Fahrradbrücke über eine Straße.

Teilstücke: Hier eine Brücke des Radschnellwegs RS1 in Essen Foto: Jochen Tack/imago

BOCHUM taz | Mit einer Kette von Demonstrationen und Aktionen protestiert der Allgemeine Deutsche Fahrrad-Club (ADFC) an diesem Wochenende gegen das Schneckentempo, mit dem der Bau von Radschnellwegen in Nordrhein-Westfalen vorangeht.

Am Freitag gibt es eine Aktion in Dortmund, am Samstag eine Fahrraddemonstration am geplanten Radschnellweg RS6 zwischen Frechen und Köln.
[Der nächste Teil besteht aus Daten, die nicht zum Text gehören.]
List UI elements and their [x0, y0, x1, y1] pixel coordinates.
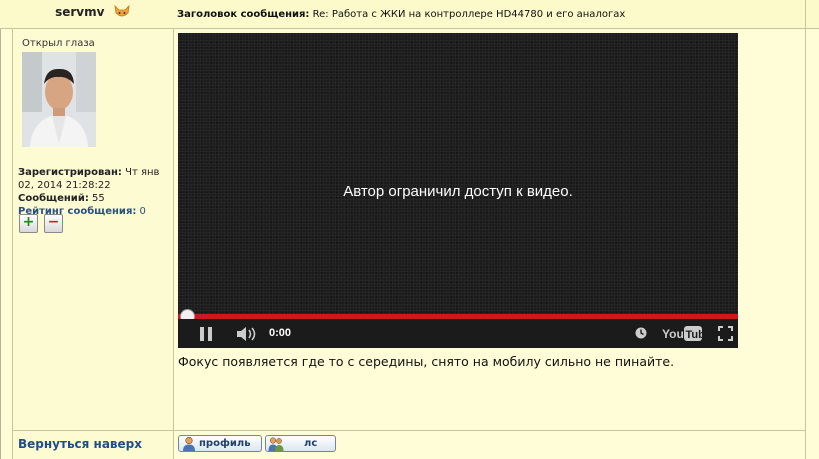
svg-text:You: You	[662, 327, 684, 341]
avatar	[22, 52, 96, 147]
registered-label: Зарегистрирован:	[18, 167, 122, 178]
back-to-top-link[interactable]: Вернуться наверх	[18, 437, 142, 451]
youtube-logo-icon[interactable]: You Tube	[662, 325, 711, 342]
author-cell: servmv	[13, 0, 172, 28]
messages-value: 55	[92, 193, 105, 204]
user-rank: Открыл глаза	[22, 38, 95, 49]
profile-info: Зарегистрирован: Чт янв 02, 2014 21:28:2…	[18, 166, 168, 218]
user-profile-icon	[181, 436, 197, 451]
fullscreen-icon[interactable]	[718, 326, 733, 341]
video-restricted-message: Автор ограничил доступ к видео.	[343, 183, 573, 200]
private-message-button-label: лс	[304, 438, 318, 449]
messages-label: Сообщений:	[18, 193, 89, 204]
registered-value: Чт янв	[125, 167, 160, 178]
vote-minus-button[interactable]: −	[44, 214, 63, 233]
users-message-icon	[268, 436, 284, 451]
right-border-strip	[805, 0, 819, 459]
private-message-button[interactable]: лс	[265, 435, 336, 452]
volume-icon[interactable]	[236, 326, 258, 342]
post-subject: Заголовок сообщения: Re: Работа с ЖКИ на…	[177, 0, 797, 28]
registered-value-line2: 02, 2014 21:28:22	[18, 180, 111, 191]
subject-text: Re: Работа с ЖКИ на контроллере HD44780 …	[312, 9, 626, 20]
subject-label: Заголовок сообщения:	[177, 9, 310, 20]
fox-icon	[114, 2, 130, 17]
post-body-text: Фокус появляется где то с середины, снят…	[178, 354, 675, 369]
embedded-video[interactable]: Автор ограничил доступ к видео. 0:00 You	[178, 33, 738, 348]
rating-value: 0	[139, 206, 146, 217]
svg-text:Tube: Tube	[686, 329, 703, 341]
pause-icon[interactable]	[200, 327, 214, 341]
profile-button-label: профиль	[199, 438, 251, 449]
profile-button[interactable]: профиль	[178, 435, 262, 452]
author-name[interactable]: servmv	[55, 5, 104, 19]
video-time: 0:00	[269, 327, 292, 339]
footer-divider	[12, 430, 805, 431]
vote-plus-button[interactable]: +	[19, 214, 38, 233]
video-controls: 0:00 You Tube	[178, 319, 738, 348]
watch-later-clock-icon[interactable]	[635, 327, 647, 339]
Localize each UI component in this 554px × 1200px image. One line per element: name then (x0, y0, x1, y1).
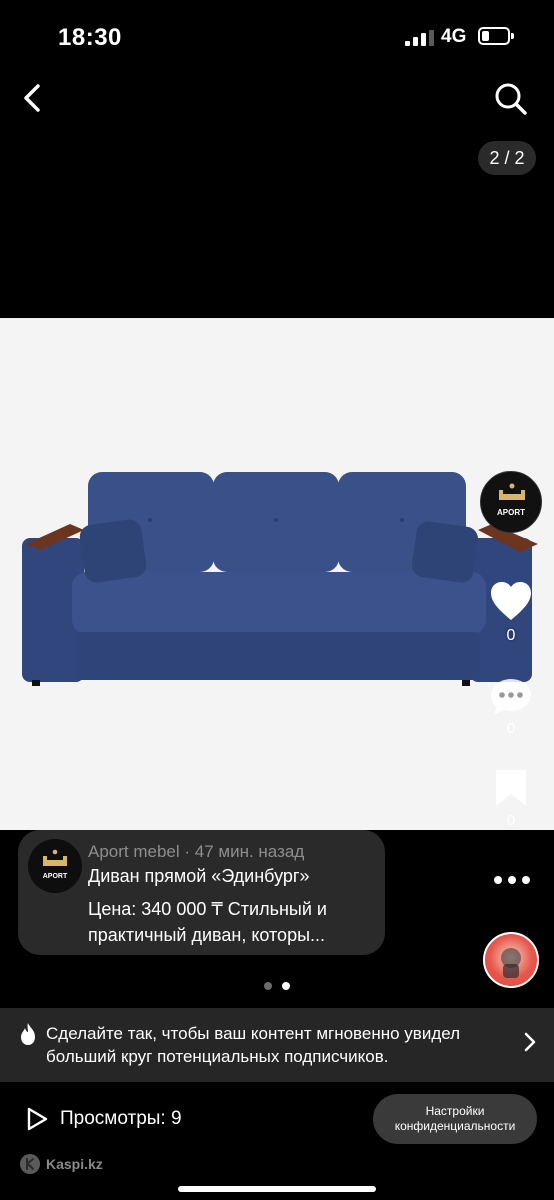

Und am Sonntag wollen Fahr­ra­dak­ti­vis­t:in­nen die vorgesehene Teilstrecke des Radschnellwegs Ruhr (RS1) zwischen Moers, Duisburg und Mülheim „erkunden“ – denn hier im westlichen Ruhrgebiet ist auch 13 Jahre nach Präsentation der ersten Idee für den RS1 noch nicht ein einziger Meter der „Fahrradautobahn“ gebaut.

„Wir sind sehr, sehr enttäuscht, dass der Bau der Radschnellwege in NRW so unglaublich langsam abläuft“, sagt Rebecca Heinz, Co-Landesvorsitzende des ADFC. Gerade der Radschnellweg Ruhr, der irgendwann von Moers im Westen quer durch das ganze Revier über Duisburg, Essen, Bochum und Dortmund bis nach Hamm führen soll, biete in dem Ballungsraum mit seinen mehr als fünf Millionen Menschen „enormes Potenzial, von den überlasteten Bahnen, Bussen und Autobahnen aufs Fahrrad umzusteigen“, wirbt Heinz. „Trotzdem sind von seinen 116 Kilometern heute nur 19 befahrbar – und das nicht einmal durchgehend.“

Denn auf einer alten Bahnlinie ohne Kontakt mit dem Autoverkehr unterbrechungsfrei radeln – das geht bisher nur auf einer etwa 14 Kilometer langen Teilstrecke zwischen der Essener Universität und der Hochschule Ruhr West in Mülheim, die wiederum abschnittsweise zwischen 2015 und 2019 fertiggestellt wurde.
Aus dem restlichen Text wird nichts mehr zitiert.